3/4 lb fresh mushrooms
4 Tbs butter
2 Tbs vegetable oil
1 Tbs finely chopped shallots or scallions
1 tsp lemon juice
3 lbs grey or lemon sole, or flounder fillets, skinned and cut into uniform serving size
Salt and freshly ground black pepper to taste
3/4 cup dry white wine

For the cream sauce:
4 Tbs butter
4 Tbs flour
3/4 cup heavy cream
1 Tbs lemon juice
1 tsp salt
White pepper

Remove the caps from 12 to 16 of the mushrooms, and slice the resulting stems and the rest of the mushrooms.

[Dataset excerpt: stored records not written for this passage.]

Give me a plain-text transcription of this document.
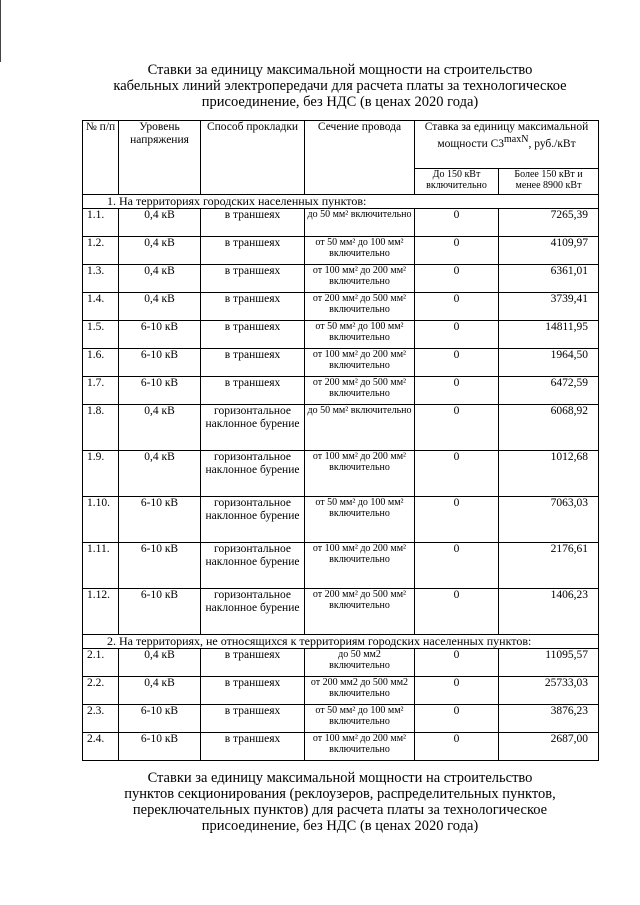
Ставки за единицу максимальной мощности на строительство
кабельных линий электропередачи для расчета платы за технологическое
присоединение, без НДС (в ценах 2020 года)
№ п/п	Уровень напряжения	Способ прокладки	Сечение провода	Ставка за единицу максимальной мощности $С3^{maxN}$, руб./кВт	
				До 150 кВт включительно	Более 150 кВт и менее 8900 кВт
1. На территориях городских населенных пунктов:					
1.1.	0,4 кВ	в траншеях	до 50 мм² включительно	0	7265,39
1.2.	0,4 кВ	в траншеях	от 50 мм² до 100 мм² включительно	0	4109,97
1.3.	0,4 кВ	в траншеях	от 100 мм² до 200 мм² включительно	0	6361,01
1.4.	0,4 кВ	в траншеях	от 200 мм² до 500 мм² включительно	0	3739,41
1.5.	6-10 кВ	в траншеях	от 50 мм² до 100 мм² включительно	0	14811,95
1.6.	6-10 кВ	в траншеях	от 100 мм² до 200 мм² включительно	0	1964,50
1.7.	6-10 кВ	в траншеях	от 200 мм² до 500 мм² включительно	0	6472,59
1.8.	0,4 кВ	горизонтальное наклонное бурение	до 50 мм² включительно	0	6068,92
1.9.	0,4 кВ	горизонтальное наклонное бурение	от 100 мм² до 200 мм² включительно	0	1012,68
1.10.	6-10 кВ	горизонтальное наклонное бурение	от 50 мм² до 100 мм² включительно	0	7063,03
1.11.	6-10 кВ	горизонтальное наклонное бурение	от 100 мм² до 200 мм² включительно	0	2176,61
1.12.	6-10 кВ	горизонтальное наклонное бурение	от 200 мм² до 500 мм² включительно	0	1406,23
2. На территориях, не относящихся к территориям городских населенных пунктов:					
2.1.	0,4 кВ	в траншеях	до 50 мм2 включительно	0	11095,57
2.2.	0,4 кВ	в траншеях	от 200 мм2 до 500 мм2 включительно	0	25733,03
2.3.	6-10 кВ	в траншеях	от 50 мм² до 100 мм² включительно	0	3876,23
2.4.	6-10 кВ	в траншеях	от 100 мм² до 200 мм² включительно	0	2687,00
Ставки за единицу максимальной мощности на строительство
пунктов секционирования (реклоузеров, распределительных пунктов,
переключательных пунктов) для расчета платы за технологическое
присоединение, без НДС (в ценах 2020 года)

Melt 2 tablespoons of the butter in a skillet over moderate heat and saute the mushroom caps for 1 or 2 minutes until lightly browned. Set the mushrooms aside. Melt 2 more tablespoons of butter and saute the sliced mushrooms for 2 minutes. Add the shallots or scallions and saute an additional minute. Stir in the lemon juice and set aside. Butter a shallow baking dish and lay the fillets side-by-side, in a single layer. Season the fillets with salt and pepper and spoon the chopped mushroom mixture on top. Pour in the wine and enough water to barely cover the top of the fillets. Cook in a preheated 350F oven for 10 to 15 minutes or until the fillets are firm to the touch. Remove from the oven and draw up all the liquid with a bulb baster. Strain the liquid into a 2 quart saucepan and set the baking dish aside, lightly covered to keep the fish warm. Boil the poaching liquid over high heat until reduced to 1 cup.

In another 2 quart saucepan melt 4 tablespoons of butter over moderate heat and stir in the flour. Continue stirring for 2 to 3 minutes. Add the reduced poaching liquid, stirring constantly with a wire whisk until the sauce boils and is very thick. Add the cream and stir, remove from heat and add the lemon juice and season to taste with salt and white pepper. Just before serving, reheat the mushroom caps. Place the fillets on a warm serving platter, spoon the sauce over them, and decorate with the mushroom caps.